I stopped the monster and sat for a minute with my head in my hands.

“It just takes some practice,” he said.

“It’s more than that, though,” I said through my fingers. “I thought I’d imagined every way this trip could be a nightmare. And now it turns out there was this whole other way I’d never even thought of. I have to drive a giant freaking Winnebago.”

“It’s mostly highway driving,” he said. “Once you get it out on the highway it’s a different deal. You just keep it in your lane and that’s it. Try it again.”

He jumped out and set up the cone, and I swung a wide arc around his parking lot and approached it again. This time I went even farther past the cone. Pulled even farther left. I made my turn . . . and knocked it over again.

Marshall opened the passenger door.

“One more time,” he said. “You’ll get it this time.”

I took another quick tour of his lot and made another right turn around the cone, seriously exaggerating my tactics. It worked, though. I left the cone standing.

He came up to the passenger window and I powered it down.

“In a real-world situation,” he said, “you’d never have that much room to swing left. But no worries. Go ahead and take it home. Nice and slow. People’ll honk at you, but just let ’em. Just ignore it. By the time you get back you’ll halfway have the hang of the thing.”

I pulled out into the road, a knot in my gut the size of which nothing and no one but Chester Wheeler had ever caused.



Anna was waiting for me in front of the house. I assumed that meant she hadn’t yet bothered to go bumper sticker shopping.

I pulled up to the curb and sighed out the most immense boatload of tension.

I turned off the engine, pulled on the parking brake, and stepped out.

“Jeez, Lewis,” she said. “What could possibly have taken you so long?”

I stood in the street, staring at her, feeling the muscles in my thighs tremble—though whether their problem was physical strain or stress to my psyche remained unclear.

“Are you kidding me?” I asked her. “Have you ever tried to drive one of these things?”

“No. Why? Was it hard?”

“It was the most frightening time I’ve ever spent on a road.”

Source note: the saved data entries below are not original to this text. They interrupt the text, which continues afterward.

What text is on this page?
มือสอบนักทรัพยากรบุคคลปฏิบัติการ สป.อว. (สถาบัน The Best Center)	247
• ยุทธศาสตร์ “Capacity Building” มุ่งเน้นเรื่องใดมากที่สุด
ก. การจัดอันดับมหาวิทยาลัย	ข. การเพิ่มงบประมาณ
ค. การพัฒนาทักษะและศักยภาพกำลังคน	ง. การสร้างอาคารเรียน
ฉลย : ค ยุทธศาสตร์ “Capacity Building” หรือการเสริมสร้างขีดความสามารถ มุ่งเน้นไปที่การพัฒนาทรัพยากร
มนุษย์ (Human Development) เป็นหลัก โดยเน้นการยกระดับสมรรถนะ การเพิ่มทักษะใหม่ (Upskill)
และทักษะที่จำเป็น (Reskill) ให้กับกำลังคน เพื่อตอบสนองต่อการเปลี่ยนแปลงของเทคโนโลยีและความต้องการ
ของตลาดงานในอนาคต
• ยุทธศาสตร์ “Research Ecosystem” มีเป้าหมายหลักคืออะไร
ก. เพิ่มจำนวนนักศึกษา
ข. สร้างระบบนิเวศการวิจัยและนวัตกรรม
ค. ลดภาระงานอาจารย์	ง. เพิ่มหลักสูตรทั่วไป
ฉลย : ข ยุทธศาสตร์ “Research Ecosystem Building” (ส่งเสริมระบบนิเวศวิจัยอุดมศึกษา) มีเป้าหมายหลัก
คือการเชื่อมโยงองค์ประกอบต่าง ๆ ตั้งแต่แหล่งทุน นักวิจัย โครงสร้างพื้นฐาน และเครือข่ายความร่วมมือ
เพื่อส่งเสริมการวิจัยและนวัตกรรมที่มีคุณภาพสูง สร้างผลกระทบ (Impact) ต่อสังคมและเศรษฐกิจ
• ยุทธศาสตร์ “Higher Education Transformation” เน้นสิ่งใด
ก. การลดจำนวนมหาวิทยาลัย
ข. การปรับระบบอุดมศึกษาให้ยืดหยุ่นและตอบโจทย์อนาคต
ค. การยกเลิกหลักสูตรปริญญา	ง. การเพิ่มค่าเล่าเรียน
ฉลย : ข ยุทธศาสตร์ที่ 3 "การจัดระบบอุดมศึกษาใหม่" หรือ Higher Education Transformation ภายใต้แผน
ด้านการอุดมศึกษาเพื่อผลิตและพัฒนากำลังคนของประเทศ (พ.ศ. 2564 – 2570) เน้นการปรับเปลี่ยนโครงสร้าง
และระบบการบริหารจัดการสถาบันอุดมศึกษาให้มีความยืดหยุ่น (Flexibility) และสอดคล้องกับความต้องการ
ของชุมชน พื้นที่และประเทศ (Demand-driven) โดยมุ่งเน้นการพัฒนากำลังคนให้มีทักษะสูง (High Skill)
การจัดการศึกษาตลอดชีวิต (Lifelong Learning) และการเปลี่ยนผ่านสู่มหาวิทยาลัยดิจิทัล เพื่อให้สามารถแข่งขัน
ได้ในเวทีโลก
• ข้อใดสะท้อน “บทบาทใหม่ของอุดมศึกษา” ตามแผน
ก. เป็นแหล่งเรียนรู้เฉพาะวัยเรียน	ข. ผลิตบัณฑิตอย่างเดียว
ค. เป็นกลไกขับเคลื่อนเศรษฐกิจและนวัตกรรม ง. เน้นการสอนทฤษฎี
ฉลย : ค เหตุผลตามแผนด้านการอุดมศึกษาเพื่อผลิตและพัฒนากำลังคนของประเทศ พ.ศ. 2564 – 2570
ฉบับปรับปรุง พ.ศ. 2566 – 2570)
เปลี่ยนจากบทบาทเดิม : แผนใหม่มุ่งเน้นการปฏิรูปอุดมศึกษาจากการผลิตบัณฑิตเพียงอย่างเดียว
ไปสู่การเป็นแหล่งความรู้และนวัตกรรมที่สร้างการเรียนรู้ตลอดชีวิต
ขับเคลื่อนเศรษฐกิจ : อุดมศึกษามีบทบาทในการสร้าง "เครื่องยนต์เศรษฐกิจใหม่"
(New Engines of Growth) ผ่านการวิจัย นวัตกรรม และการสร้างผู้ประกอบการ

“Well, you made it,” she said. “Here.”

And she handed me a small, flat paper bag.

“Don’t tell me you actually had time to buy bumper stickers,” I said.

“Wow. You really don’t know how long you were gone.”

I reached into the bag and pulled one out without comment. It was a “coexist” sticker. Most people have seen them, I think. They have all these religious symbols doing double duty as letters.

I narrowed my eyes at her. I opened my mouth to complain about what she was letting me in for. Then I closed my mouth and decided I should look at the other one first.

I pulled it out of the bag and burst out laughing. I couldn’t help it. It might have been a release of tension. I’m not sure.

It said, BETTER A BLEEDING HEART THAN NO HEART AT ALL.

I looked up at Anna again.

“You call these fairly neutral?”

“Oh, come on,” she said. “You must want to mess with him a little.”

“You don’t get it,” I said. “You don’t know how he gets when you mess with him. You’ll be home where you can’t hear it. I’m the one who’ll catch it.”